Permission to Die? The Conflict of Consent in Brain Death Testing
Permission to Die? The Conflict of Consent in Brain Death Testing
Karrah St. Laurent-Ariot, George Clement, Bailey Brislin, Paul Zimmerman, Laura Hanson
Journal of Pain and Symptom Management, May 2025
Outcomes
- Understand the ethics and laws regarding brain death testing.
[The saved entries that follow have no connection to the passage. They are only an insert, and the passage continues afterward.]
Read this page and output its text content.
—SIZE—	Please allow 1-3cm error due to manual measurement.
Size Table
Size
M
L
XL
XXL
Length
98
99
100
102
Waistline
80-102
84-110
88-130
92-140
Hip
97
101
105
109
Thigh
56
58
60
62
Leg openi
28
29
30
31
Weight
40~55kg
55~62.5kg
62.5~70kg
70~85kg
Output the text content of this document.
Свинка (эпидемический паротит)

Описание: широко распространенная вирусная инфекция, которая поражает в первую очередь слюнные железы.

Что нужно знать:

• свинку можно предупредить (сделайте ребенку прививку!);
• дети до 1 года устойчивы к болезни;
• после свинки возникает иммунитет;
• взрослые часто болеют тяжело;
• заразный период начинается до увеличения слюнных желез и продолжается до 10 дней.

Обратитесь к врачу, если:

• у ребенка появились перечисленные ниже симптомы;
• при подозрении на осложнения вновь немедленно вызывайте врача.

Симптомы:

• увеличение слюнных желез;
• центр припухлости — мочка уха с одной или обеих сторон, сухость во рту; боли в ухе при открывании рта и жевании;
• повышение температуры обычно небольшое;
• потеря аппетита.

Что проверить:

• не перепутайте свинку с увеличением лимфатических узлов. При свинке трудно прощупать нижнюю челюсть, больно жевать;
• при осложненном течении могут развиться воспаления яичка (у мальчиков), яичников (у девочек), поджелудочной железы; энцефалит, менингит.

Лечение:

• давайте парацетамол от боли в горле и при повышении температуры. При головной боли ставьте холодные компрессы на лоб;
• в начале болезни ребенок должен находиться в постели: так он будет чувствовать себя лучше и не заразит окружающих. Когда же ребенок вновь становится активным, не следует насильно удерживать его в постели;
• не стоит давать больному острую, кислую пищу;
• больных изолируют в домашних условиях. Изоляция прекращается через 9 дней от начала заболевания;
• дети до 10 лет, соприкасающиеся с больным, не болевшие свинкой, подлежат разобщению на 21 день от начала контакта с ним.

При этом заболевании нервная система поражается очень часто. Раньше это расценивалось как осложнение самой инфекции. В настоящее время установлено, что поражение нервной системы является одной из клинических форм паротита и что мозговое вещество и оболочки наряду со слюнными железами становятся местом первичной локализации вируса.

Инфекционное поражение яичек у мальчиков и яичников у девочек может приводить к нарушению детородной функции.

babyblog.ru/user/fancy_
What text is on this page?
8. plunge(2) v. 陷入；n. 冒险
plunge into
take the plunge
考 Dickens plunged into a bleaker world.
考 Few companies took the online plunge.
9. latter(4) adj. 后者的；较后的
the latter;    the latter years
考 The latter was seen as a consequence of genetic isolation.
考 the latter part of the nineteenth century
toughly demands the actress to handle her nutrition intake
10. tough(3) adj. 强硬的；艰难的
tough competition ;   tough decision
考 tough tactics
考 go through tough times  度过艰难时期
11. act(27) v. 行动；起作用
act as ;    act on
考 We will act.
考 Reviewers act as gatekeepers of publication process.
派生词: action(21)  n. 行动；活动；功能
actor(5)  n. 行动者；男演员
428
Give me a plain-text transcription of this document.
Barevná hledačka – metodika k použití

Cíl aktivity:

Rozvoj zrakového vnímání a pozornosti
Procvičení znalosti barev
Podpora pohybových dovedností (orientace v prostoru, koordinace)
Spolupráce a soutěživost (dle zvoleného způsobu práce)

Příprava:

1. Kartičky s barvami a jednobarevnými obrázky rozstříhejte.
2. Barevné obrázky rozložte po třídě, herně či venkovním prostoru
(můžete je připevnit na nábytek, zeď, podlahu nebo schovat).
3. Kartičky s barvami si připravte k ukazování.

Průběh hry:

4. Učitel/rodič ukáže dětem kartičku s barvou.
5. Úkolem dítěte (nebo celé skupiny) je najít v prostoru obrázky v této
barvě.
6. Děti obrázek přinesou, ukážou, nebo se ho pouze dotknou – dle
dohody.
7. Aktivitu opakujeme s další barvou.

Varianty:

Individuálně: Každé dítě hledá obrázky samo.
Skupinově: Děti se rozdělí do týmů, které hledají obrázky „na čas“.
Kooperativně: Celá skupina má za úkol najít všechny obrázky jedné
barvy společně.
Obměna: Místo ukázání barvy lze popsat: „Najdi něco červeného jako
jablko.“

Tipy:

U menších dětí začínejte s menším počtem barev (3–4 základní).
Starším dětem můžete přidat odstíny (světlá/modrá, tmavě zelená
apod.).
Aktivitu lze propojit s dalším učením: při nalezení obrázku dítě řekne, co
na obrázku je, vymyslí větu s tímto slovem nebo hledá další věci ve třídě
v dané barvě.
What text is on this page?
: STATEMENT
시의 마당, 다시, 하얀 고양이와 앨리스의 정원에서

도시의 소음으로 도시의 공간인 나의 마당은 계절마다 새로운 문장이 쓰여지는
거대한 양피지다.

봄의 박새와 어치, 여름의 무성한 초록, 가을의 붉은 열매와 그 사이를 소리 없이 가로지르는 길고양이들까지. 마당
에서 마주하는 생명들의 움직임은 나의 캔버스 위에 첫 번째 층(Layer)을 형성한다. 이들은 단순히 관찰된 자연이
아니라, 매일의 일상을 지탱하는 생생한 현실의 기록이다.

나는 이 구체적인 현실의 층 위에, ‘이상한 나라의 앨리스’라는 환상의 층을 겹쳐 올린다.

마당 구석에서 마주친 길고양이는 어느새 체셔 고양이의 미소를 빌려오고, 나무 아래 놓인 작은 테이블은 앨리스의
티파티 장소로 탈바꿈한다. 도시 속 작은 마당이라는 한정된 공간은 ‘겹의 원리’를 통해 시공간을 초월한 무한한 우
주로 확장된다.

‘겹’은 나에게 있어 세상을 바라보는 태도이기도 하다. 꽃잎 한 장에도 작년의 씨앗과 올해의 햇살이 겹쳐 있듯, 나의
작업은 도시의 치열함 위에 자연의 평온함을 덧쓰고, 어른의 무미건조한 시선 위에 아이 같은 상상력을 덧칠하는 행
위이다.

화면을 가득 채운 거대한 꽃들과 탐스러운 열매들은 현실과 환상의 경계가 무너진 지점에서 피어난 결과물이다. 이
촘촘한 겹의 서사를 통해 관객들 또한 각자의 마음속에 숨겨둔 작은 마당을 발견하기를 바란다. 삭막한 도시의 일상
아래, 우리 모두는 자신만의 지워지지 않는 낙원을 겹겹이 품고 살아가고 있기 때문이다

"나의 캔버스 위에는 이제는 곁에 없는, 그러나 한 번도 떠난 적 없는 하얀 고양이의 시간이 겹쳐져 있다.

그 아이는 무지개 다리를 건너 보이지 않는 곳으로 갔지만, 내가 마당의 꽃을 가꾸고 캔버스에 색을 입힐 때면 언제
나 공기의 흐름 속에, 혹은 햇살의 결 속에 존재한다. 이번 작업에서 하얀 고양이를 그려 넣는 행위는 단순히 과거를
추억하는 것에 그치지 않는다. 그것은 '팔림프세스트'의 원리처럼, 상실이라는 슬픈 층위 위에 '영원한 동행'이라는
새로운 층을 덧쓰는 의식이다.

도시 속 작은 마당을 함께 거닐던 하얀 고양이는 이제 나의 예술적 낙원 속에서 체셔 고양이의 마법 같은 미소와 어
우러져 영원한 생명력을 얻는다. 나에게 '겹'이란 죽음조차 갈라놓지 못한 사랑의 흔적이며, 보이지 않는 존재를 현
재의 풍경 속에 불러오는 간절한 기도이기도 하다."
- Understand processes of brain death testing in ventilated patients and how these interact with patient and family values.
Key Message
Brain death testing can be inconsistent with patient’s cultural beliefs. While consent is not required to evaluate for brain death, apnea testing for a ventilated patient is an involved process which can be traumatic for families. Moral distress can be reduced by using thorough communication early on to establish a care plan that incorporated her spiritual and cultural beliefs.
Abstract
While there is ongoing debate about the need for consent for brain death testing, American Academy of Neurology guidelines state there is “no obligation to obtain consent”. However, familial objection to brain death testing can present care teams with unique challenges.
Case
An 18-year-old woman was found unresponsive after going to sleep with a severe headache. Evaluation at a local hospital showed respiratory arrest triggering intubation, GCS 3, unresponsive pupils, and hypothermia; CT head demonstrated a large intracranial hemorrhage and evidence of brain herniation. She was transferred to a tertiary medical center where brain death testing was recommended once hypothermia resolved. Her father was initially amenable, but after consultation with faith leaders, declined apnea testing, the remaining step to diagnose brain death. Her hospitalization was complicated by substantial barriers to trust and communication. Her family recounted inconsistent information and policies, over-adherence to algorithms, and shades of historical manipulation of minorities. They employed video surveillance and threats of litigation and requested transfer to New Jersey where brain death criteria are not endorsed. Ultimately, the patient received tracheostomy and PEG and was discharged to a long-term acute care hospital.
Discussion
Apnea testing for a ventilated patient can be traumatic for families. Both the family and the medical team experienced immense moral distress which may have been ameliorated by early and thorough communication to establish a care plan that incorporated her spiritual and cultural beliefs. Only one state in the U.S, New Jersey, allows for religious exemptions to Death by Neurologic Criteria under its Declaration of Death Act. It is often helpful to let family witness serial neurological exams to better understand the condition of their loved ones. Lastly, incorporating palliative care and chaplaincy services can decrease moral distress of both families and medical teams.
Editor’s note: We note the reference to the American Academy of Neurology guidelines and it’s apparent treatment of consent, which we will be examining further within our Center for Informed Consent Integrity.